2023年10月11日(水)にリリースされる 僕の COVERS 2003 について、リリース日までの間、思いついたことを書いていこうと思います。試聴や購入の参考にしたり、聴いてからこれを読んでさらに楽しんでいただけたら。

まず、今回のカヴァー集を作った2003年ころ、僕は何をしていたかです。この時まだ「エマソロ」という言葉はありませんでした。これ以前にもエマーソン北村名義の一人録音音源はいくつかあるのですが、自分で曲を書き、制作からライブまでひとつの意思をもって進めるという意味での「ソロ活動」は、この時点では行っていませんでした。
「ミュージシャン」としてのエマーソン北村にはふたつの活動があって、ひとつは「エマソロ」やコラボ、つまり曲作りからリリースまで関わって進めるいわゆるアーティスト活動。それから、他の方の曲にキーボードで参加したりアレンジやプロデュースをする、通常の意味でのミュージシャンとしての活動。僕にとっては、割く時間のバランスはその時によっていろいろでも、このふたつはどちらがメインということなく、あくまで両方で「エマーソン北村」の活動をなしていると思っています。

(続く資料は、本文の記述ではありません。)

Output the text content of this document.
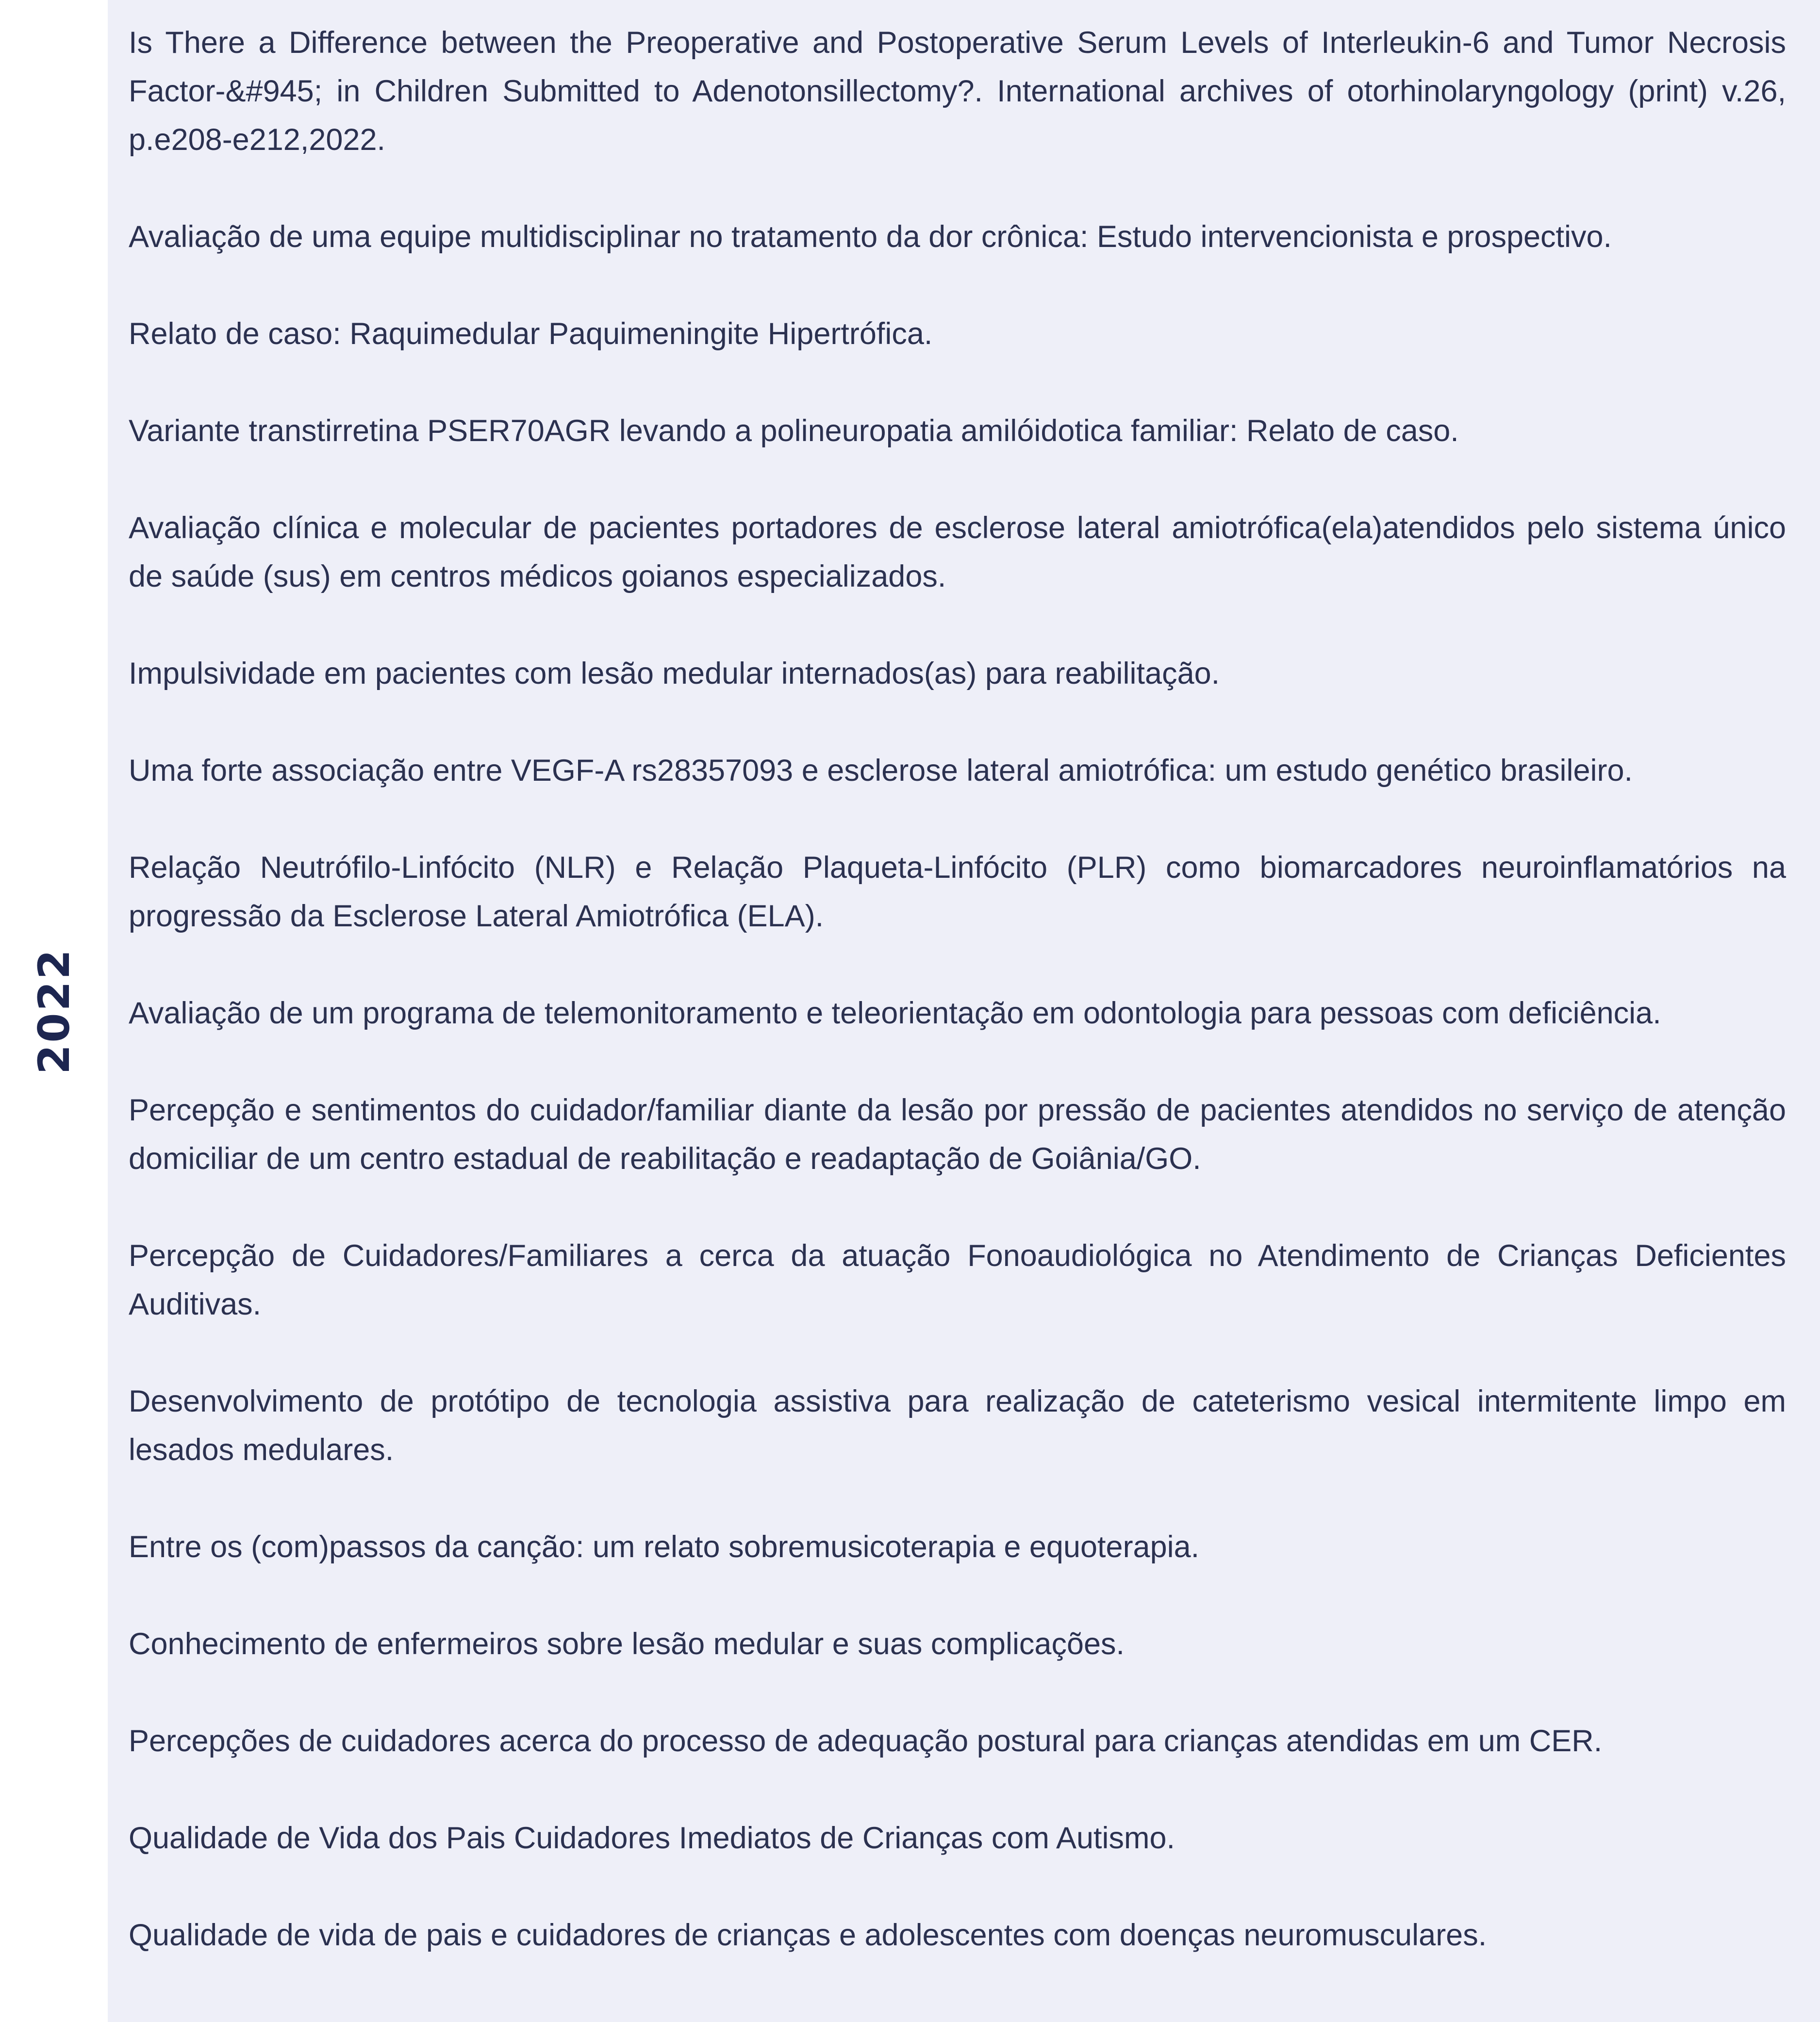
2022
Is There a Difference between the Preoperative and Postoperative Serum Levels of Interleukin-6 and Tumor Necrosis Factor-&#945; in Children Submitted to Adenotonsillectomy?. International archives of otorhinolaryngology (print) v.26, p.e208-e212,2022.
Avaliação de uma equipe multidisciplinar no tratamento da dor crônica: Estudo intervencionista e prospectivo.
Relato de caso: Raquimedular Paquimeningite Hipertrófica.
Variante transtirretina PSER70AGR levando a polineuropatia amilóidotica familiar: Relato de caso.
Avaliação clínica e molecular de pacientes portadores de esclerose lateral amiotrófica(ela)atendidos pelo sistema único de saúde (sus) em centros médicos goianos especializados.
Impulsividade em pacientes com lesão medular internados(as) para reabilitação.
Uma forte associação entre VEGF-A rs28357093 e esclerose lateral amiotrófica: um estudo genético brasileiro.
Relação Neutrófilo-Linfócito (NLR) e Relação Plaqueta-Linfócito (PLR) como biomarcadores neuroinflamatórios na progressão da Esclerose Lateral Amiotrófica (ELA).
Avaliação de um programa de telemonitoramento e teleorientação em odontologia para pessoas com deficiência.
Percepção e sentimentos do cuidador/familiar diante da lesão por pressão de pacientes atendidos no serviço de atenção domiciliar de um centro estadual de reabilitação e readaptação de Goiânia/GO.
Percepção de Cuidadores/Familiares a cerca da atuação Fonoaudiológica no Atendimento de Crianças Deficientes Auditivas.
Desenvolvimento de protótipo de tecnologia assistiva para realização de cateterismo vesical intermitente limpo em lesados medulares.
Entre os (com)passos da canção: um relato sobremusicoterapia e equoterapia.
Conhecimento de enfermeiros sobre lesão medular e suas complicações.
Percepções de cuidadores acerca do processo de adequação postural para crianças atendidas em um CER.
Qualidade de Vida dos Pais Cuidadores Imediatos de Crianças com Autismo.
Qualidade de vida de pais e cuidadores de crianças e adolescentes com doenças neuromusculares.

COVERS 2003に収録された音源を作った2002~2003年頃は、今と比べれば他の方とセッションをする時間の方が圧倒的に多く、自分で曲を作るということもあまりなかったのですが、たまたま2002年に、後のエマソロにつながるような音楽の作り方と、他のアーティストの活動とが交差するようなできごとがありました。そのひとつは EGO-WRAPPIN’ のアルバム「Night Food」に、エゴのお二人と僕だけで演奏した「5月のクローバー」が収録されたこと。それから、UKのアーティストHERBERTのリミックスEPに(僕の場合はリミックスではなく再構築というか、要するにカヴァーですが)参加したことです。これらのトラックで僕は、今回のCOVERS 2003と同様、足鍵盤付きのオルガンとTR-808とで「一発録り」を行っています(そもそもなぜこのスタイルなのかということも、おいおい書きたいです)。

そんな流れが背景としてあって、翌2003年に「ソロ」の7インチを作ろうというお話が浮上してきました。次回はその、今回の収録トラックのオリジナルリリースである7インチについてです。

HERBERT “addiction” EP のステッカー。自分用の書き込みあり。